The tests confirmed high niobium-tantalum ratios, but to better understand the mechanism by which this signature was developed, Tang and Lee used high precision laser ablation and “inductively coupled plasma mass spectrometry” in Lee’s laboratory at Rice to reveal the mineral rutile was responsible.
Tang said, “Rutile is the mineral that hosts the niobium. It’s a naturally occurring form of titanium oxide, and it is what actually ‘sees’ the difference between niobium and tantalum and captures one more than the other.”
“But that happens only under specific conditions. For example, at temperatures above 1,000 degrees Celsius, rutile traps normal ratios of tantalum and niobium. It only begins to prefer niobium when temperatures drop below 1,000 degrees Celsius. Tang said the only known place with that set of conditions is deep beneath continental arcs, like the Andes today or the High Sierras about 80 million years ago.”
“The reason you need high pressure is that titanium oxide is relatively rare. You need very high pressure to force it to crystallize and fall out of the magma.”

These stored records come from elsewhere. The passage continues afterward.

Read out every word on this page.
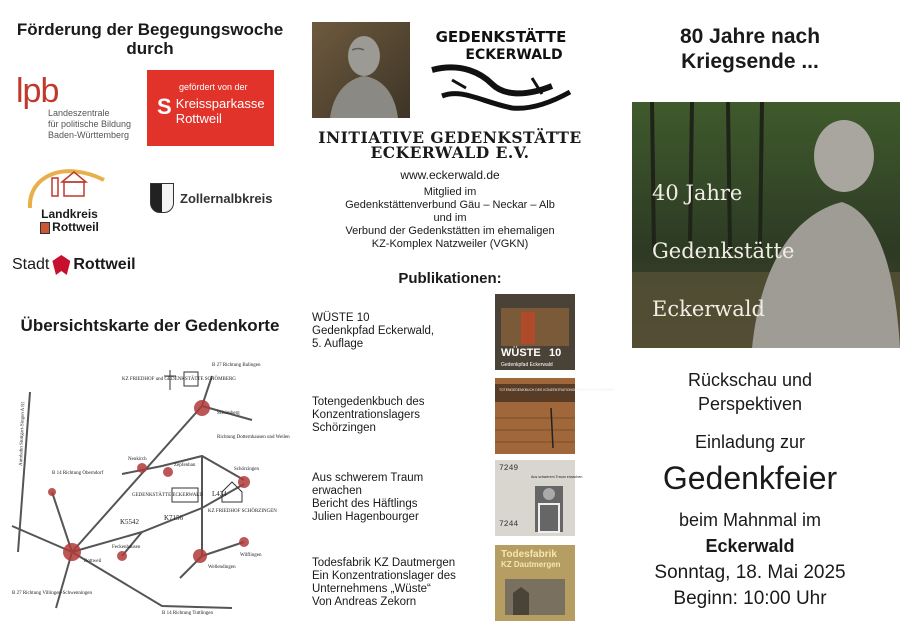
Förderung der Begegungswoche durch
lpb
Landeszentrale
für politische Bildung
Baden-Württemberg
gefördert von der
S Kreissparkasse
Rottweil
Landkreis
Rottweil
Zollernalbkreis
Stadt Rottweil
Übersichtskarte der Gedenkorte
KZ FRIEDHOF und GEDENKSTÄTTE SCHÖMBERG
B 27 Richtung Balingen
Schömberg
Richtung Dotternhausen und Weilen
Neukirch
Zepfenhan
Schörzingen
B 14 Richtung Oberndorf
GEDENKSTÄTTE ECKERWALD
KZ FRIEDHOF SCHÖRZINGEN
L434
K5542	K7156
Feckenhausen
Rottweil
Wellendingen
Wilflingen
Autobahn Stuttgart-Singen A 81
B 27 Richtung Villingen-Schwenningen
B 14 Richtung Tuttlingen
GEDENKSTÄTTE
ECKERWALD
INITIATIVE GEDENKSTÄTTE
ECKERWALD E.V.
www.eckerwald.de
Mitglied im
Gedenkstättenverbund Gäu – Neckar – Alb
und im
Verbund der Gedenkstätten im ehemaligen
KZ-Komplex Natzweiler (VGKN)
Publikationen:
WÜSTE 10
Gedenkpfad Eckerwald,
5. Auflage
WÜSTE 10
Gedenkpfad Eckerwald
Totengedenkbuch des
Konzentrationslagers
Schörzingen
TOTENGEDENKBUCH DES KONZENTRATIONSLAGERS SCHÖRZINGEN
Aus schwerem Traum
erwachen
Bericht des Häftlings
Julien Hagenbourger
7249
7244
Aus schwerem Traum erwachen
Todesfabrik KZ Dautmergen
Ein Konzentrationslager des
Unternehmens „Wüste“
Von Andreas Zekorn
Todesfabrik
KZ Dautmergen
80 Jahre nach
Kriegsende ...
40 Jahre
Gedenkstätte
Eckerwald
Rückschau und
Perspektiven
Einladung zur
Gedenkfeier
beim Mahnmal im
Eckerwald
Sonntag, 18. Mai 2025
Beginn: 10:00 Uhr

Lee said, “In an earlier arclogite study published in Science Advances last May, Tang and Lee discovered a subtle chemical signature that can explain why the continental crust is iron-depleted.”
“Continental arcs are like a magic system that links everything together, from climate and oxygen concentrations in the atmosphere to ore deposits. They’re a sink for carbon dioxide after they die. They can drive greenhouse or icehouse, and they are the building blocks of continents.”
The paper published this month Nature Communications.